La del sacrificio de Abrahán sería una historia abominable si no fuese un relato de fe, de amor confiado, de confianza amorosa.

Pero es eso: Un misterio de fe, prueba, evidencia, medida del abandono de Abrahán en su Dios, en el Dios de las promesas.

En aquella hora de su vida, el patriarca hubiera podido decirnos:

_Obedeciendo a la palabra del Señor –creyendo-, salí de mi tierra, dejé mi patria, dejé la casa de mi padre y me puse en camino hacia la tierra que el Señor me había de indicar.

_Obedeciendo a aquella palabra –creyendo-, me hice nómada en la tierra que el Señor prometió que daría a mi descendencia.

_Obedeciendo a aquella palabra –creyendo- recibí del Señor un hijo que era todo de Dios aun siendo mío, un hijo de la promesa divina, de la gratuidad, de la misericordia, un hijo con el que Dios se comprometió a concertar su alianza y en quien juró depositar su bendición.

Todo eso hubiera podido decirnos Abrahán si en aquella hora de su vida nos hablase de su Dios y de su fe.

Pero en aquella hora la fe reclamó de él la entrega de lo que ella misma le había dado: “Toma a tu hijo único, al que amas, a Isaac… y ofrécemelo”.

En aquella hora, en la oscuridad de aquella noche, “Abrahán creyó a Dios”, y su fe –su confianza en Dios, su amor a Dios-, contaba todavía tribus de estrellas que nacían del seno de la divina promesa.

También a María de Nazaret, la madre de Jesús y madre nuestra, en el día de la anunciación, la fe le dio un Hijo que venía de Dios, un hijo de la promesa, un hijo-bendición para ella y para nosotros.

Y en la noche de la amargura, en la hora de la espada en el corazón, la misma fe reclamó que la madre entregase a Dios aquel Hijo que de Dios había recibido.

Con Abrahán, con Isaac, con María de Nazaret, también tú, Iglesia amada del Señor, vas diciendo: “Caminaré en presencia del Señor en el país de la vida. Tenía fe, aun cuando dije: _ ¡Qué desgraciado soy!

Con Abrahán, con Isaac, con María de Nazaret, también tú te declaras “del Señor”, también tú, que has creído, le ofreces a Dios tu sacrificio de alabanza y te abandonas confiada en sus manos.

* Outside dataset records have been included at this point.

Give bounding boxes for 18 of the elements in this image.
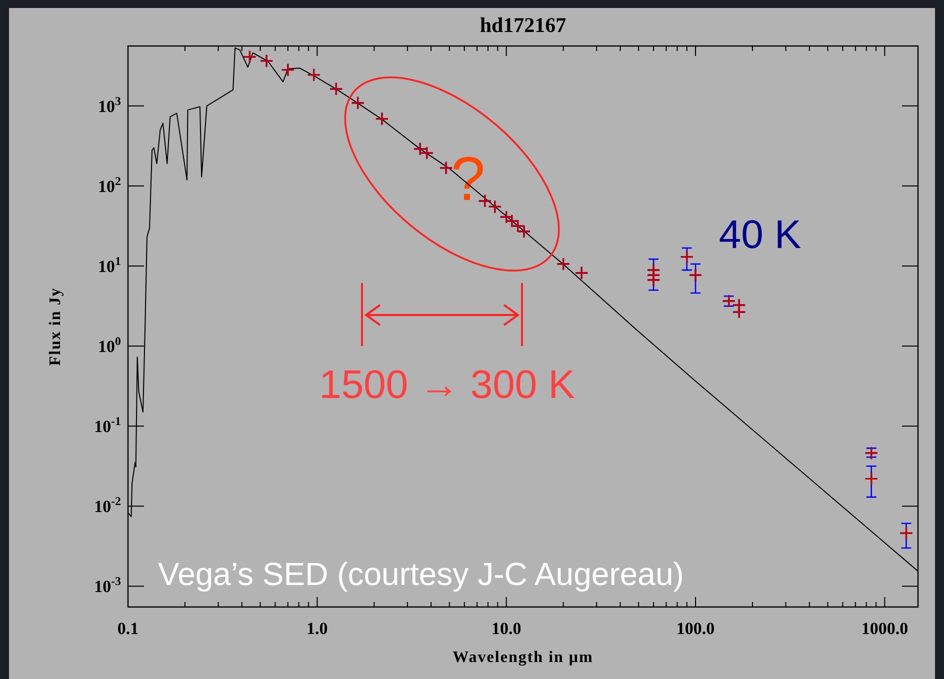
annotation: 40 K xyxy=(718,213,802,257)
x-axis-title: Wavelength in μm xyxy=(452,649,594,666)
x-tick-label: 10.0 xyxy=(491,619,522,638)
y-tick-label: 10$^{3}$ xyxy=(98,94,122,116)
y-tick-label: 10$^{2}$ xyxy=(98,174,122,196)
x-tick-label: 1.0 xyxy=(306,619,328,638)
y-tick-label: 10$^{-1}$ xyxy=(94,414,122,436)
annotation: 1500 → 300 K xyxy=(319,363,576,407)
y-tick-label: 10$^{1}$ xyxy=(98,254,122,276)
y-tick-label: 10$^{-2}$ xyxy=(94,494,122,516)
x-tick-label: 100.0 xyxy=(676,619,715,638)
y-tick-label: 10$^{0}$ xyxy=(98,334,122,356)
x-tick-label: 1000.0 xyxy=(861,619,908,638)
chart-title: hd172167 xyxy=(480,13,566,37)
annotation: Vega’s SED (courtesy J-C Augereau) xyxy=(158,556,684,592)
x-tick-label: 0.1 xyxy=(117,619,139,638)
y-tick-label: 10$^{-3}$ xyxy=(94,574,122,596)
y-axis-title: Flux in Jy xyxy=(47,287,64,366)
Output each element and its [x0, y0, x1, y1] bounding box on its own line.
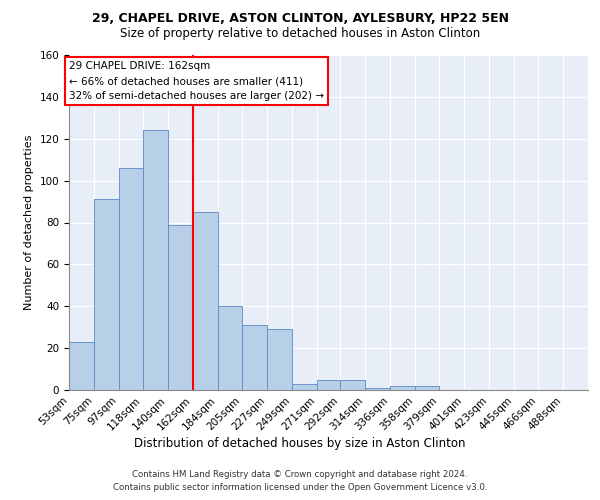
Bar — [365, 388, 391, 390]
Text: Distribution of detached houses by size in Aston Clinton: Distribution of detached houses by size … — [134, 438, 466, 450]
Bar — [143, 130, 168, 390]
Text: Size of property relative to detached houses in Aston Clinton: Size of property relative to detached ho… — [120, 28, 480, 40]
Bar — [119, 168, 143, 390]
Text: Contains HM Land Registry data © Crown copyright and database right 2024.: Contains HM Land Registry data © Crown c… — [132, 470, 468, 479]
Text: 29 CHAPEL DRIVE: 162sqm
← 66% of detached houses are smaller (411)
32% of semi-d: 29 CHAPEL DRIVE: 162sqm ← 66% of detache… — [69, 62, 324, 101]
Bar — [266, 330, 292, 390]
Bar — [193, 212, 218, 390]
Bar — [415, 386, 439, 390]
Bar — [242, 325, 266, 390]
Text: Contains public sector information licensed under the Open Government Licence v3: Contains public sector information licen… — [113, 482, 487, 492]
Bar — [69, 342, 94, 390]
Bar — [218, 306, 242, 390]
Bar — [317, 380, 340, 390]
Bar — [340, 380, 365, 390]
Bar — [292, 384, 317, 390]
Text: 29, CHAPEL DRIVE, ASTON CLINTON, AYLESBURY, HP22 5EN: 29, CHAPEL DRIVE, ASTON CLINTON, AYLESBU… — [91, 12, 509, 26]
Bar — [94, 200, 119, 390]
Y-axis label: Number of detached properties: Number of detached properties — [24, 135, 34, 310]
Bar — [391, 386, 415, 390]
Bar — [168, 224, 193, 390]
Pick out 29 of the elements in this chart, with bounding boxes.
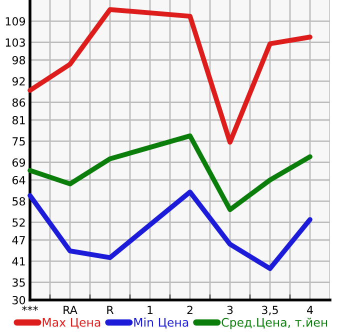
x-tick-label: 2 <box>187 306 192 314</box>
y-tick-label: 41 <box>12 257 25 266</box>
line-series <box>28 7 312 145</box>
line-series <box>28 133 312 212</box>
legend-label: Max Цена <box>42 318 100 328</box>
y-tick-label: 69 <box>12 158 26 167</box>
y-tick-label: 52 <box>12 218 25 227</box>
y-tick-label: 103 <box>6 38 25 47</box>
y-tick-label: 92 <box>12 77 25 86</box>
y-tick-label: 58 <box>12 197 26 206</box>
y-tick-label: 75 <box>12 137 25 146</box>
x-tick-label: R <box>107 306 114 314</box>
line-series <box>28 190 312 272</box>
x-tick-label: 3,5 <box>262 306 278 316</box>
y-tick-label: 81 <box>12 116 25 124</box>
legend-label: Min Цена <box>134 318 188 328</box>
y-tick-label: 30 <box>12 296 26 304</box>
x-tick-label: 3 <box>227 306 233 314</box>
y-tick-label: 109 <box>6 17 26 26</box>
y-tick-label: 35 <box>12 278 25 287</box>
x-tick-label: 1 <box>148 306 153 314</box>
y-tick-label: 98 <box>12 56 26 64</box>
x-tick-label: RA <box>64 306 78 314</box>
y-tick-label: 64 <box>12 176 26 184</box>
y-tick-label: 47 <box>12 236 25 244</box>
legend-label: Сред.Цена, т.йен <box>222 318 328 330</box>
x-tick-label: *** <box>22 306 38 311</box>
x-tick-label: 4 <box>307 306 313 314</box>
y-tick-label: 86 <box>12 98 26 107</box>
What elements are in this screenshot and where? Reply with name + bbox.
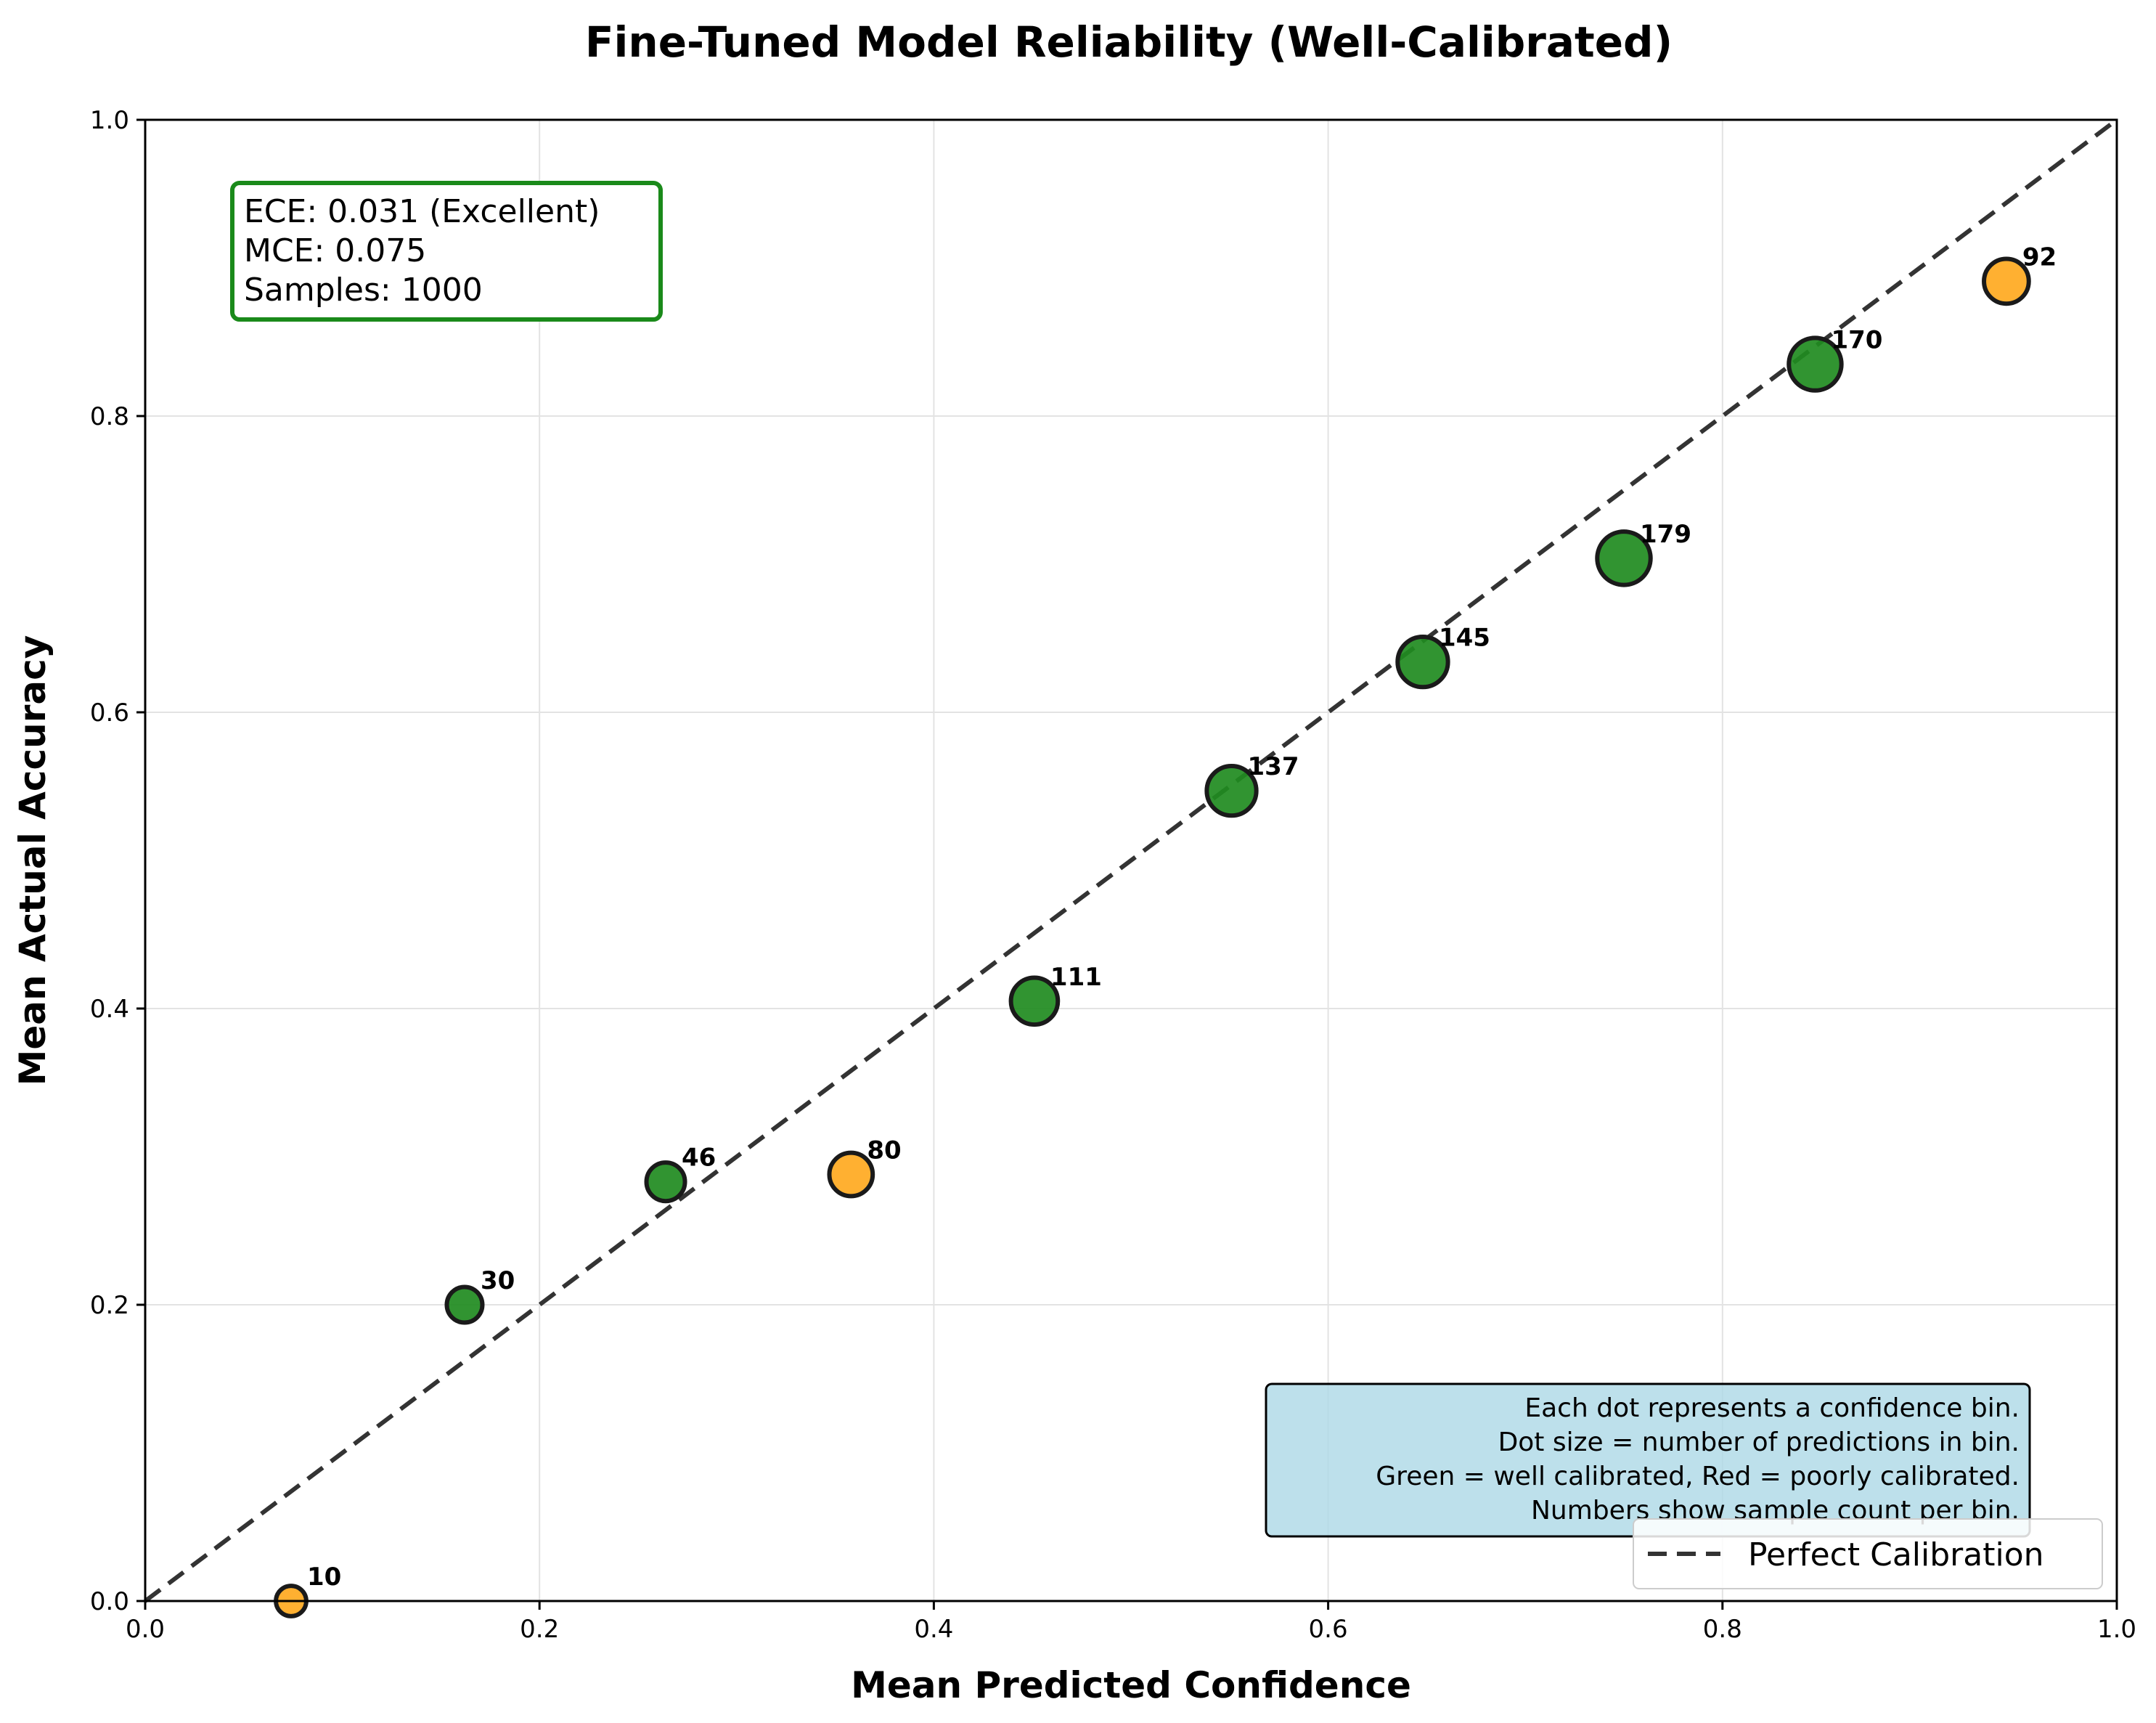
axis-ticks: 0.0 0.2 0.4 0.6 0.8 1.0 0.0 0.2 0.4 0.6 0.8 1.0 xyxy=(90,106,2136,1644)
calibration-point xyxy=(644,1160,687,1204)
y-tick-label: 0.8 xyxy=(90,402,129,431)
calibration-point xyxy=(1395,634,1450,690)
x-tick-label: 1.0 xyxy=(2097,1615,2136,1644)
point-count-label: 179 xyxy=(1640,520,1691,549)
point-count-label: 30 xyxy=(481,1266,515,1295)
calibration-point xyxy=(827,1150,875,1199)
calibration-point xyxy=(1204,763,1259,818)
calibration-point xyxy=(1595,529,1653,587)
chart-title: Fine-Tuned Model Reliability (Well-Calib… xyxy=(585,17,1673,67)
x-tick-label: 0.4 xyxy=(914,1615,953,1644)
calibration-point xyxy=(444,1284,485,1325)
ece-text: ECE: 0.031 (Excellent) xyxy=(244,193,600,230)
note-line-1: Each dot represents a confidence bin. xyxy=(1524,1393,2020,1423)
perfect-calibration-line xyxy=(144,118,2118,1603)
point-count-label: 137 xyxy=(1248,752,1299,781)
x-axis-label: Mean Predicted Confidence xyxy=(851,1664,1411,1706)
calibration-point xyxy=(1982,256,2031,306)
note-line-2: Dot size = number of predictions in bin. xyxy=(1498,1427,2020,1457)
point-count-label: 80 xyxy=(867,1136,901,1165)
point-count-label: 170 xyxy=(1831,326,1882,355)
note-box: Each dot represents a confidence bin. Do… xyxy=(1265,1382,2031,1538)
y-tick-label: 0.4 xyxy=(90,995,129,1024)
stats-box-frame xyxy=(230,181,663,322)
legend-label-perfect-calibration: Perfect Calibration xyxy=(1748,1536,2044,1573)
legend: Perfect Calibration xyxy=(1633,1518,2103,1589)
point-count-label: 10 xyxy=(307,1563,341,1592)
note-line-3: Green = well calibrated, Red = poorly ca… xyxy=(1376,1462,2020,1491)
x-tick-label: 0.2 xyxy=(520,1615,559,1644)
x-tick-label: 0.6 xyxy=(1309,1615,1348,1644)
legend-frame xyxy=(1633,1518,2103,1589)
calibration-points: 10 30 46 80 111 137 145 179 170 92 xyxy=(274,243,2057,1618)
x-tick-label: 0.0 xyxy=(126,1615,165,1644)
x-tick-label: 0.8 xyxy=(1703,1615,1742,1644)
y-tick-label: 1.0 xyxy=(90,106,129,135)
stats-box: ECE: 0.031 (Excellent) MCE: 0.075 Sample… xyxy=(230,181,663,322)
point-count-label: 145 xyxy=(1439,624,1490,653)
point-count-label: 46 xyxy=(682,1144,716,1173)
y-axis-label: Mean Actual Accuracy xyxy=(12,635,54,1086)
y-tick-label: 0.6 xyxy=(90,698,129,728)
point-count-label: 111 xyxy=(1050,963,1102,992)
y-tick-label: 0.0 xyxy=(90,1587,129,1616)
calibration-point xyxy=(1008,975,1061,1027)
y-tick-label: 0.2 xyxy=(90,1291,129,1320)
samples-text: Samples: 1000 xyxy=(244,272,483,309)
mce-text: MCE: 0.075 xyxy=(244,232,426,269)
plot-frame xyxy=(144,118,2118,1602)
calibration-point xyxy=(1787,335,1844,393)
point-count-label: 92 xyxy=(2022,243,2057,272)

Ahora considera el misterio que se te revela desde la nube que se formó en la montaña de la transfiguración, nube-sacramento de la presencia de Dios en medio de su pueblo, nube-trono de la gloria de Dios que llena la morada.

De esa nube sale una voz: “Este es mi Hijo amado: escuchadlo”.

Ésa es la revelación que hoy se te hace: El Padre te presenta a su Hijo, a su amado, a su único, a su Isaac, a su Jesús.

Sabes quién es Jesús para el Padre. Y sabes también quién eres tú.

Pues si él es “el amado”, tú eres aquella a quien el amado es enviado, para que, escuchándolo, tengas vida.

Dime, si puedes, qué amor es ése que te envuelve, pues, para hablarte, Dios te ha dado su Palabra, para abrazarte te ha dado a su amado, para salvarte te ha dado a su único Hijo.

“¿Quién acusará a los elegidos de Dios?” ¿Será acaso Dios, que nos ha dado a su Hijo? “¿Quién condenará?” ¿Será acaso Cristo, que murió, más aún, resucitó y está a la derecha de Dios, y que intercede por nosotros?”

Lo que Dios había de manifestar al hombre, nos lo ha dicho todo en ese Hijo, y “en darnos como nos dio esa palabra suya”,  ese Verbo de vida y de amor, sólo nos ha pedido que lo acojamos: “Escuchadlo”.

Recibe esa Palabra, comulga con ella, haz tuyos sus sentimientos, y pide que su Espíritu te transforme en aquel a quien recibes y comulgas.

Y no dejes de escucharlo en los pobres, cuerpo doliente de Cristo que sale a tu encuentro.

Feliz domingo. Dichosa transformación-transfiguración en Cristo Jesús.